Different constraints can be applied to ensure the convergence of the algorithm. In this case, the operations are oriented to optimize the fitness, and the fitness is calculated based on the number of distributed operations and number of exchanged messages.

Initialize particles

Repeat

Calculate the fitness values for each particle.

Is the current fitness value better than p

_{i}?Yes. Assign the current fitness as the new p

_{i}.No. Keep the previous p

_{i}.

Assign the best particle’s p

_{i}value to p_{g}.Calculate the velocity for each particle.

Use each particle’s velocity value to update its data values.

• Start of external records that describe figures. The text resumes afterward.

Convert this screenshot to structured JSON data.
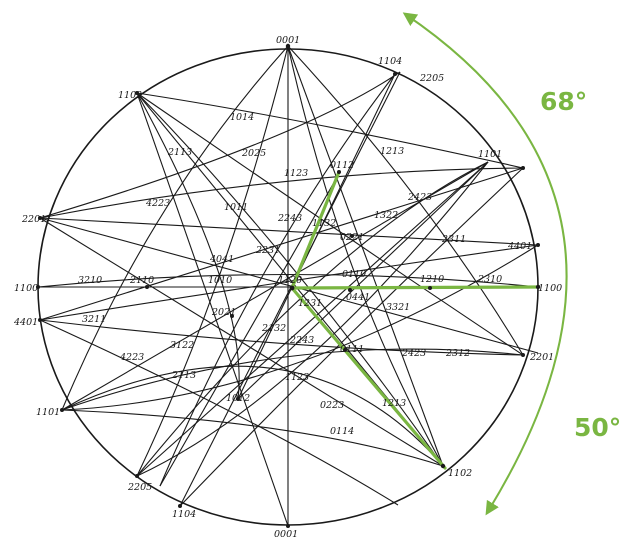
{
  "figure": {
    "angles": {
      "upper": "68°",
      "lower": "50°"
    },
    "colors": {
      "outline": "#1a1a1a",
      "highlight": "#7ab642",
      "background": "#ffffff"
    },
    "labels": {
      "n0001": "0001",
      "n1104t": "1104",
      "n2205t": "2205",
      "n1102": "1102",
      "n1014": "1014",
      "n2113": "2113",
      "n2025": "2025",
      "n1123": "1123",
      "n0112": "0112",
      "n1213": "1213",
      "n1101r": "1101",
      "n2423": "2423",
      "n1322": "1322",
      "n2201l": "2201",
      "n4223": "4223",
      "n1011": "1011",
      "n2243": "2243",
      "n1132": "1132",
      "n0221": "0221",
      "n2311": "2311",
      "n4401r": "4401",
      "n4041": "4041",
      "n2231": "2231",
      "n3210": "3210",
      "n2110": "2110",
      "n1010": "1010",
      "n1120": "1120",
      "n0110": "0110",
      "n1210": "1210",
      "n2310": "2310",
      "n1100l": "1100",
      "n1100r": "1100",
      "n4401l": "4401",
      "n3211": "3211",
      "n0441": "0441",
      "n2021": "2021",
      "n1231": "1231",
      "n3321": "3321",
      "n2132": "2132",
      "n2243b": "2243",
      "n4223b": "4223",
      "n3122": "3122",
      "n0111": "0111",
      "n2201r": "2201",
      "n2113b": "2113",
      "n1123b": "1123",
      "n2423b": "2423",
      "n2312": "2312",
      "n1101l": "1101",
      "n1012": "1012",
      "n0223": "0223",
      "n1213b": "1213",
      "n0114": "0114",
      "n1102b": "1102",
      "n2205b": "2205",
      "n1104b": "1104",
      "n0001b": "0001"
    }
  }
}
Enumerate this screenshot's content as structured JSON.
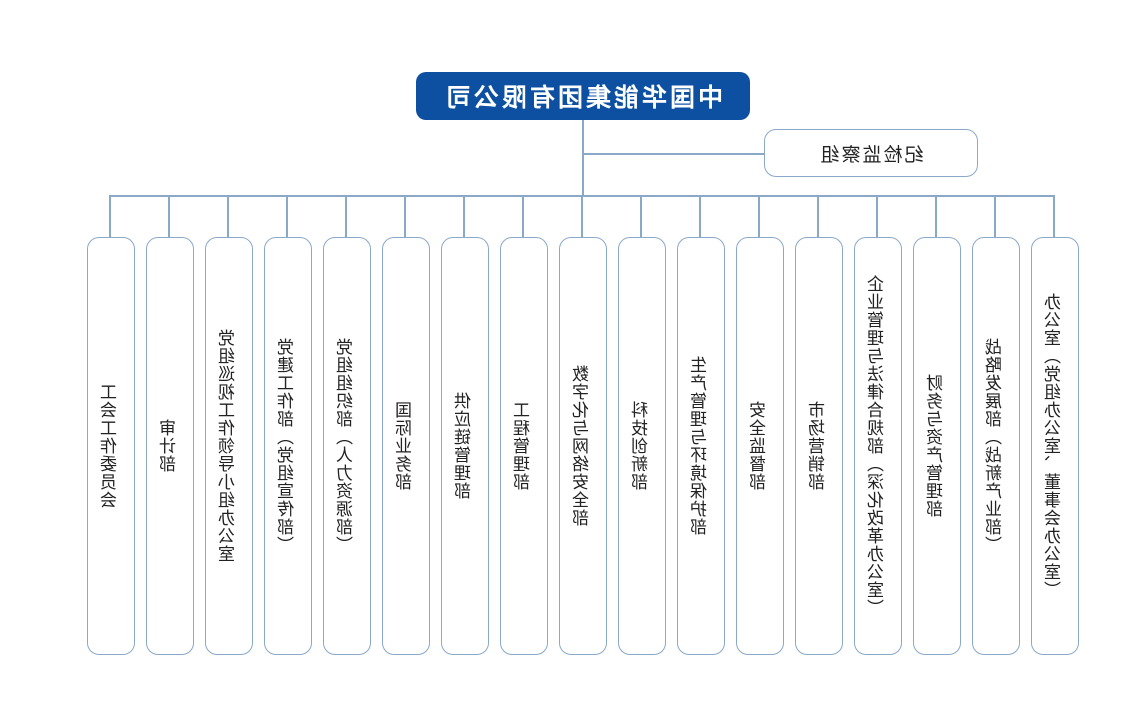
{
  "root": "中国华能集团有限公司",
  "side_unit": "纪检监察组",
  "departments": [
    "办公室（党组办公室、董事会办公室）",
    "战略发展部（战新产业部）",
    "财务与资产管理部",
    "企业管理与法律合规部（深化改革办公室）",
    "市场营销部",
    "安全监督部",
    "生产管理与环境保护部",
    "科技创新部",
    "数字化与网络安全部",
    "工程管理部",
    "供应链管理部",
    "国际业务部",
    "党组组织部（人力资源部）",
    "党建工作部（党组宣传部）",
    "党组巡视工作领导小组办公室",
    "审计部",
    "工会工作委员会"
  ],
  "colors": {
    "root_fill": "#0d4fa0",
    "root_text": "#ffffff",
    "border": "#8aa9c9",
    "line": "#8aa9c9",
    "text": "#222222"
  }
}
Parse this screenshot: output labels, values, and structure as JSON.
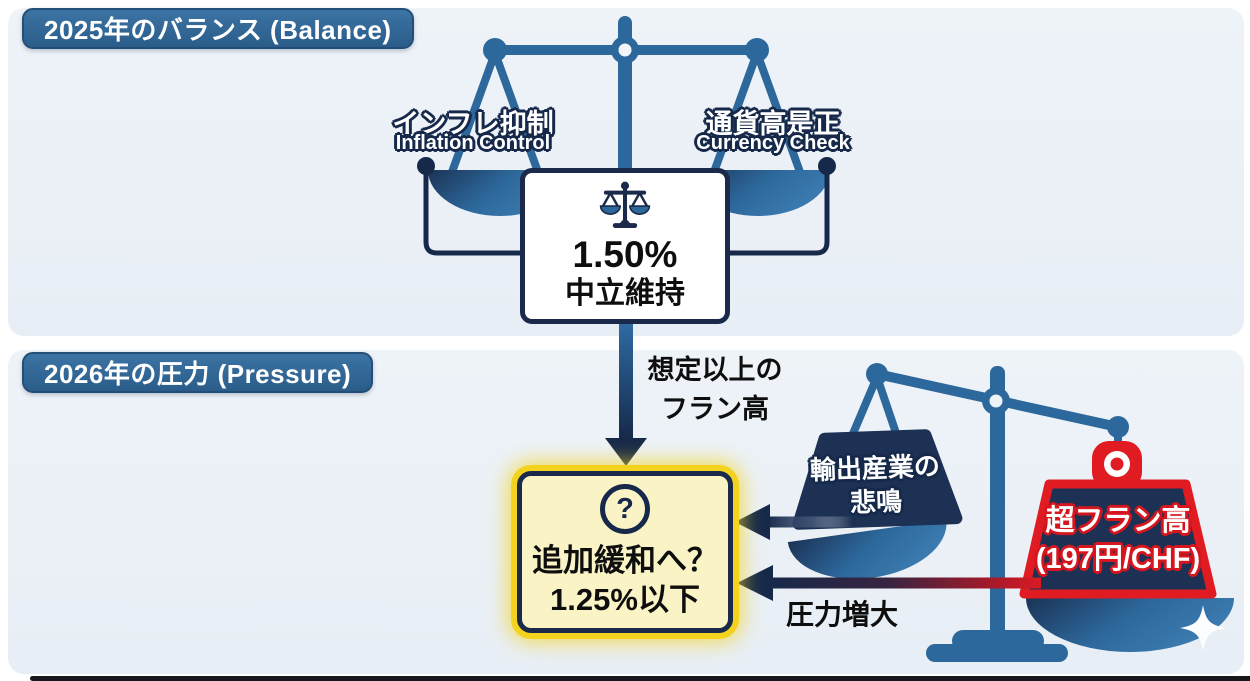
{
  "colors": {
    "accent_blue": "#2d689c",
    "navy": "#16294a",
    "red": "#e01b22",
    "glow_yellow": "#f3d31d",
    "panel_bg": "#ebf1f7"
  },
  "icons": {
    "balance": "balance-scale-icon",
    "question": "question-mark-icon",
    "sparkle": "sparkle-icon"
  },
  "balance_section": {
    "badge": "2025年のバランス (Balance)",
    "scale": {
      "left_ja": "インフレ抑制",
      "left_en": "Inflation Control",
      "right_ja": "通貨高是正",
      "right_en": "Currency Check"
    },
    "neutral_box": {
      "rate": "1.50%",
      "status": "中立維持"
    }
  },
  "pressure_section": {
    "badge": "2026年の圧力 (Pressure)",
    "trigger": {
      "line1": "想定以上の",
      "line2": "フラン高"
    },
    "question_box": {
      "mark": "?",
      "line1": "追加緩和へ？",
      "line2": "1.25%以下"
    },
    "export_weight": {
      "line1": "輸出産業の",
      "line2": "悲鳴"
    },
    "franc_weight": {
      "line1": "超フラン高",
      "line2": "(197円/CHF)"
    },
    "pressure_arrow_label": "圧力増大"
  }
}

Until stopping criteria are satisfied

## 5. Testing DREE

The proposed system DREE was tested with different RBESs. These tests were performed inserting the DREE between RBES and data sets, redefining the inference engines to replace the calls to rule execution by the DREE interface. [17] provides the description of different ESs oriented to health, telecommunication, power supply, etc. The proposed architecture is shown in Figure 5. The information used in the different ESs was manually disseminated among five different nodes. The DREE was able to work with different ESs at the same time. The application of all rules from all ESs at the same time may involve information from different domain knowledge, because the DREE only applies the rules that the corresponding inference system provides. Thus, the state and the decision supported is performed inside of the ES. The DREE only returns the result of consequent from the fired rule. Additionally, the usage of ECD makes independent from the local data set management systems. Therefore, in these cases, the ESs improved their operational capabilities, providing the possibility to operate in real time. Additionally, the ESs may simultaneously run their own rule-based knowledge base, increasing the reliability of the different systems.

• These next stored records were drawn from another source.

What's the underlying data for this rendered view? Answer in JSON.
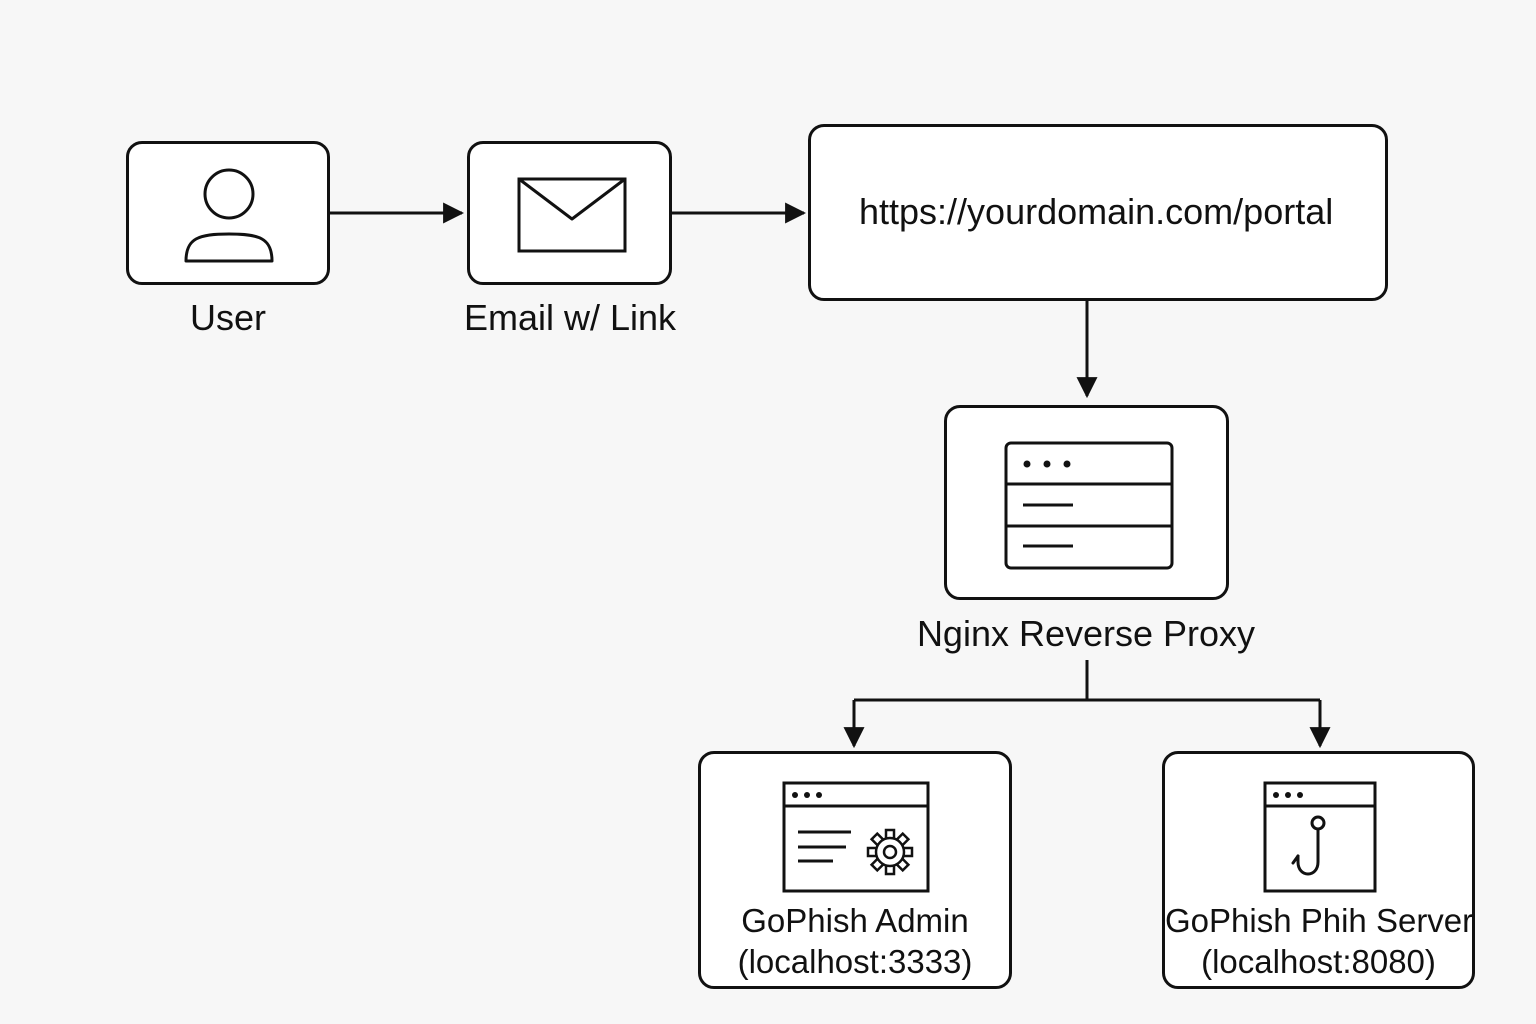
{
  "nodes": {
    "user": {
      "label": "User",
      "icon": "user-icon"
    },
    "email": {
      "label": "Email w/ Link",
      "icon": "envelope-icon"
    },
    "portal": {
      "url": "https://yourdomain.com/portal"
    },
    "proxy": {
      "label": "Nginx Reverse Proxy",
      "icon": "server-icon"
    },
    "admin": {
      "title": "GoPhish Admin",
      "subtitle": "(localhost:3333)",
      "icon": "admin-window-gear-icon"
    },
    "phish": {
      "title": "GoPhish Phih Server",
      "subtitle": "(localhost:8080)",
      "icon": "window-fishhook-icon"
    }
  },
  "edges": [
    {
      "from": "user",
      "to": "email"
    },
    {
      "from": "email",
      "to": "portal"
    },
    {
      "from": "portal",
      "to": "proxy"
    },
    {
      "from": "proxy",
      "to": "admin"
    },
    {
      "from": "proxy",
      "to": "phish"
    }
  ],
  "colors": {
    "background": "#f7f7f7",
    "stroke": "#111111",
    "box_fill": "#ffffff"
  }
}
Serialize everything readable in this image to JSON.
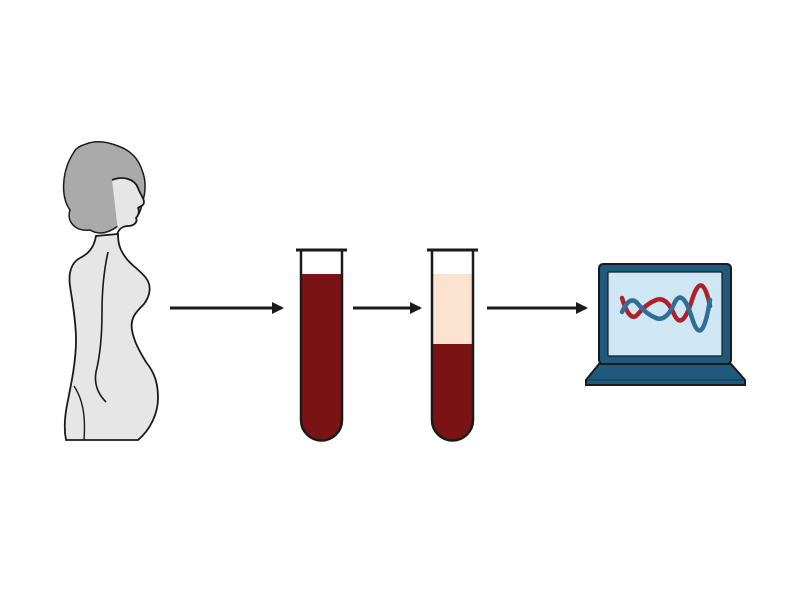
{
  "diagram": {
    "steps": [
      {
        "id": "pregnant-person",
        "icon": "pregnant-woman-silhouette"
      },
      {
        "id": "whole-blood-tube",
        "icon": "blood-tube-icon"
      },
      {
        "id": "separated-plasma-tube",
        "icon": "plasma-tube-icon"
      },
      {
        "id": "dna-analysis-laptop",
        "icon": "laptop-dna-icon"
      }
    ],
    "arrows": 3
  },
  "colors": {
    "silhouette_fill": "#e6e6e6",
    "silhouette_stroke": "#1a1a1a",
    "hair": "#aaaaaa",
    "blood": "#7a1414",
    "plasma": "#fbe3cf",
    "laptop_body": "#1f5a7d",
    "laptop_screen": "#cfe6f5",
    "dna_red": "#b0202a",
    "dna_blue": "#2f6f96",
    "arrow": "#1a1a1a"
  }
}
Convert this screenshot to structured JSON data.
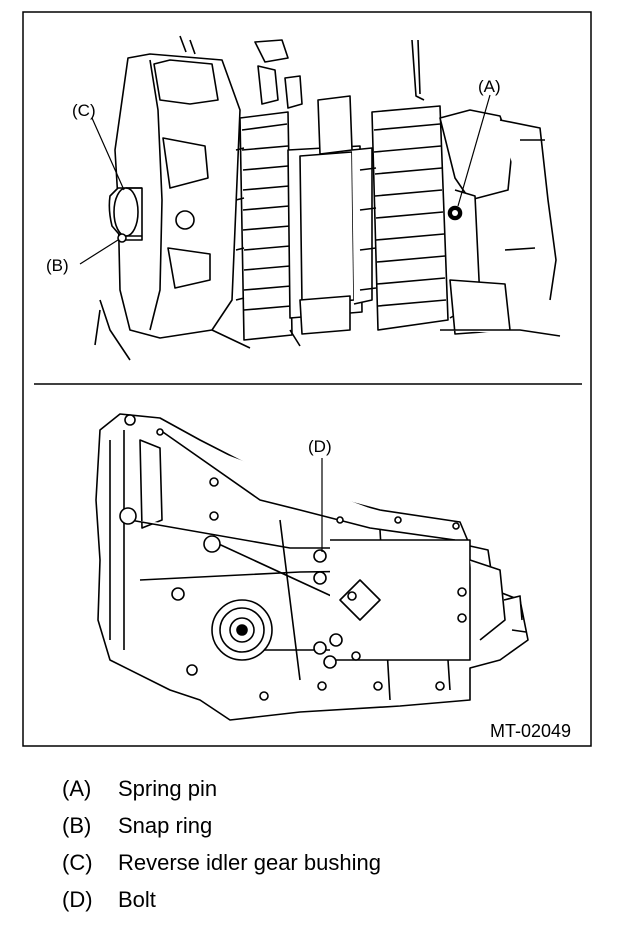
{
  "figure": {
    "code": "MT-02049",
    "callouts": {
      "a": "(A)",
      "b": "(B)",
      "c": "(C)",
      "d": "(D)"
    }
  },
  "legend": [
    {
      "key": "(A)",
      "text": "Spring pin"
    },
    {
      "key": "(B)",
      "text": "Snap ring"
    },
    {
      "key": "(C)",
      "text": "Reverse idler gear bushing"
    },
    {
      "key": "(D)",
      "text": "Bolt"
    }
  ]
}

The usage of the PSO algorithm instead using the most simplified logic expression shows an increase of efficiency of the distributed operations, reducing the operations and message exchanging in 20% related to initial fuzzy and type-2 fuzzy logic expressions and in 5% related to initial logic expressions. This fact is due to how the data is disseminated by the different nodes; different distributions of data between nodes provide different optimizations. Thus, if the number of nodes or data sets from the nodes is updated or modified, it is necessary to recalculate the decomposition of logic expression.

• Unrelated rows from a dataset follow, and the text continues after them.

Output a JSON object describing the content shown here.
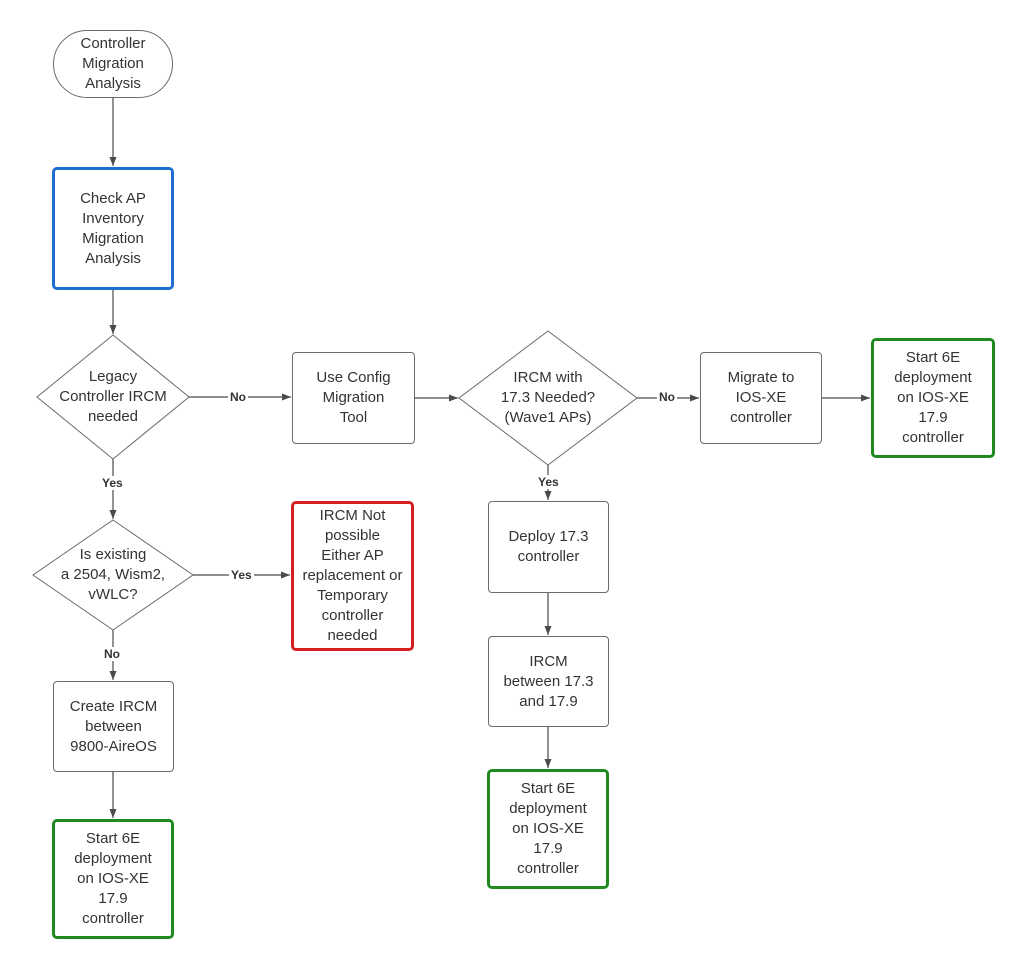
{
  "nodes": {
    "start": "Controller\nMigration\nAnalysis",
    "check_ap": "Check AP\nInventory\nMigration\nAnalysis",
    "legacy_ircm": "Legacy\nController IRCM\nneeded",
    "existing_2504": "Is existing\na  2504, Wism2,\nvWLC?",
    "ircm_not_possible": "IRCM Not\npossible\nEither AP\nreplacement or\nTemporary\ncontroller\nneeded",
    "create_ircm": "Create IRCM\nbetween\n9800-AireOS",
    "start_6e_left": "Start 6E\ndeployment\non IOS-XE\n17.9\ncontroller",
    "config_tool": "Use Config\nMigration\nTool",
    "ircm_173": "IRCM with\n17.3 Needed?\n(Wave1 APs)",
    "deploy_173": "Deploy 17.3\ncontroller",
    "ircm_between": "IRCM\nbetween 17.3\nand 17.9",
    "start_6e_middle": "Start 6E\ndeployment\non IOS-XE\n17.9\ncontroller",
    "migrate": "Migrate to\nIOS-XE\ncontroller",
    "start_6e_right": "Start 6E\ndeployment\non IOS-XE\n17.9\ncontroller"
  },
  "edge_labels": {
    "legacy_no": "No",
    "legacy_yes": "Yes",
    "existing_yes": "Yes",
    "existing_no": "No",
    "ircm173_no": "No",
    "ircm173_yes": "Yes"
  },
  "colors": {
    "line": "#4a4a4a",
    "border": "#6b6b6b",
    "blue": "#1f6fd1",
    "green": "#1f8a1f",
    "red": "#d42020",
    "text": "#333333"
  }
}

In other cases, like [4, 18], the integration of the proposed DREE decreased the hardware requirements related to the storing systems.

Although the system increases the message exchange, the system avoids integrating all information in a centered data base, without using big data infrastructure, taking advantage from edge computing infrastructure and distributed nodes. Additionally, the system can quickly react to any updating or modification in any data set from the nodes involves in the DREE.

## 6. Conclusions

The proposed DREE provides the opportunity to integrate a great quantity of information in the inference engine, without the requirement of a big data infrastructure and the extract, transform, and load to physically integrate all the data sets. DREE makes a metadata-level integration. At this level the integration is quicker and smaller, and it does not need a great quantity of hard disk or memory space. Although the message exchanging increases the volume of the exchanged information, the load of edge computing nodes is optimized in the LDE, before the application of rules.

The deployment of DREE is simplified by adding a RESTful web service interface to access and replace the traditional services consumed by the inference engine. Additionally, the deployment on the edge nodes is summarized to install a daemon, named ECD, which simplifies the access to information in the local nodes, notifying any modification or updating in the different data sets, by updating the metadata model in the LDE. Thus, DREE reacts to any change in the data sets located on edge nodes.

Finally, the proposed DREE is independent from the ES, providing the possibility to run simultaneously several ESs. Thus, the processing load balancing is automatically provided by the information dissemination around the nodes.